Tuesday, 07 April 2020
SEVENTEEN planters could be installed in Henley town centre in bid to reduce air pollution.
The town council is considering the idea following the success of a planter containing elaeagnus ebbingei, a plant with rough leaves which absorbs exhaust pollutants, that was put in Duke Street in May.
The new ones would by supplied by WindowFlowers, which already supplies the town’s hanging baskets, and would go in Bell Street, Duke Steet and Market Place.
They would cost £485 each, a total of £8,245, plus maintenance costs of £130 per planter, although some of this could be done by the council’s parks team to reduce the cost.
Speaking at a meeting of the council’s transport strategy group, Councillor Stefan Gawrysiak said the planters would reduce the amount of particulates and provide more greenery.
Patrick Fleming, a member of the environmental group Henley in Transition, said: “It does change the look of those streets. At the moment they are quite vertical.
“It can also have an effect on slowing down traffic. If you can build the impression in the town centre that it’s a quiet, calm place people will go through at a more reasonable speed.”
But committee member Ian Clarke said he would like to see data proving that the planters reduced pollution.
Councillor Sara Abey added: “I’m all for greening but we can’t go round doing it willy-nilly. When you put that thing there you said it was to test it so I assume we are going to get data back. How do we qualify spending that much without any proof it’s working?”
Cllr Gawrysiak said: “We will never be able to do that because it would be a major study. The only thing we can do is go on the science.”
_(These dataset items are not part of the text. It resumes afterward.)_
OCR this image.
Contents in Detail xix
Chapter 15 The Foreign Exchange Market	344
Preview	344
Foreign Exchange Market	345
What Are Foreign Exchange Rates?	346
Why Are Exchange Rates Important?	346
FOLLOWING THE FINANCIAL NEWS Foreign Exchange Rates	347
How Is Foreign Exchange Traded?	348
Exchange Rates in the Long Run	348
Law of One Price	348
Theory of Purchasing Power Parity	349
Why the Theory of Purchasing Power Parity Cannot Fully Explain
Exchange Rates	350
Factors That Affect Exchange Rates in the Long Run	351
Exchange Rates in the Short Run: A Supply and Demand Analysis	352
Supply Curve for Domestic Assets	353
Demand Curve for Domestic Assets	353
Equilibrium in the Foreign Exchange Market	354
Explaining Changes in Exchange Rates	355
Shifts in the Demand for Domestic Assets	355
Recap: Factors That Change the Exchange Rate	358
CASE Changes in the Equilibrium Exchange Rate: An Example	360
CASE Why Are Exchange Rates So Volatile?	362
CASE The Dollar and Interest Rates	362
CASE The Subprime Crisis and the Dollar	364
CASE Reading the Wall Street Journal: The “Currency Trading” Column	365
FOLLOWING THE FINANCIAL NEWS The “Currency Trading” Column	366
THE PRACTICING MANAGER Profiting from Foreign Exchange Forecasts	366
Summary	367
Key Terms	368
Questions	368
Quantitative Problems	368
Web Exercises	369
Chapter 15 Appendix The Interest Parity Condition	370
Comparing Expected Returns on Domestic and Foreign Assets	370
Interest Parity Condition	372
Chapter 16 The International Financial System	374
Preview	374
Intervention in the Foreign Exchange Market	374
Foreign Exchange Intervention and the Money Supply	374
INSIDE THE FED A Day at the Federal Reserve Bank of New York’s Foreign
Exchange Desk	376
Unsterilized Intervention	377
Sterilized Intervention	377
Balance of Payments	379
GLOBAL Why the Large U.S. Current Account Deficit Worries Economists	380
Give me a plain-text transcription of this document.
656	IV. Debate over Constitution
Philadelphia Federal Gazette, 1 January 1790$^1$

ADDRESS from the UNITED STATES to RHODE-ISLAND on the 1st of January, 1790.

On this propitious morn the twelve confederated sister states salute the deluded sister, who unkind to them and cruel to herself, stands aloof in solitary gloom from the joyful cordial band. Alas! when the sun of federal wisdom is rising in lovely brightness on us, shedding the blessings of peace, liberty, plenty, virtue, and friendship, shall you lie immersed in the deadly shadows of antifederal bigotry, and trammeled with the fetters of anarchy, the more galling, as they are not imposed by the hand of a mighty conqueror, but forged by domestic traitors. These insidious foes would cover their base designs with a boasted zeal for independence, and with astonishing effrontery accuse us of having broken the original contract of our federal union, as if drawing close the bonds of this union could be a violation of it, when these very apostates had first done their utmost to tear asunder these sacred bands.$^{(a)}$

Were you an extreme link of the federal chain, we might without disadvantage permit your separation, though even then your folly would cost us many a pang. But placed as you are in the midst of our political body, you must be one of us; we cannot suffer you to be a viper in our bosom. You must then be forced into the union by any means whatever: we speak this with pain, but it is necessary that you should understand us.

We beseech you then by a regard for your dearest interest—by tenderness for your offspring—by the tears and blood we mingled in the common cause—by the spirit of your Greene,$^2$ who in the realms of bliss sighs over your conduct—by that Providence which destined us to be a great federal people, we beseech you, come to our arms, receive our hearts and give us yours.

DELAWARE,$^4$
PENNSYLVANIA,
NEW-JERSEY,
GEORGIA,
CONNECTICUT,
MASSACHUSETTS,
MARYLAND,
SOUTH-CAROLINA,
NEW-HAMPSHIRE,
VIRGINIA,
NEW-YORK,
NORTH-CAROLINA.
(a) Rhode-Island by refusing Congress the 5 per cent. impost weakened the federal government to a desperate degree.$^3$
Councillor Ian Reissmann said: “There’s plenty of evidence that greenery in towns reduces pollution. The avoided health costs of all greenery in the UK is more than £1 billion.”
Councillor Will Hamilton said the planters should be part of a more comprehensive plan on traffic management in the town.
He said: “I’m all for improving air quality in the town. Planters work in narrow roads with tall buildings. Trees are also a great idea in Hart Street. But we need to sort out the traffic before we decide where to put planters. In Duke Street and Bell Street they could become trip hazards.
“On one hand we have heard about removing street furniture and on the other installing planters.”
Meanwhile, Henley is to take part in the Britain in Bloom competition again next year after a year off.
It will enter the town category for the Thames and Chiltern in Bloom region in which it has enjoyed much success in recent years.
Members of the Henley in Bloom committee agreed unanimously to enter the competition again.
Vice-chairwoman Kellie Hinton said the town council’s parks services team was working well.
She said: “The organisation, skills and expertise are second to none. We are in a strong enough place to enter Thames and Chiltern in Bloom and get back to showing people in this town how proud they should be and to give back that sense of civic pride.”
Horticultural park warden Kyle Dowling said: “We are working on some great projects at the moment and it would be a shame not to showcase them.”
This year’s absence broke a run of six gold awards in the regional competition.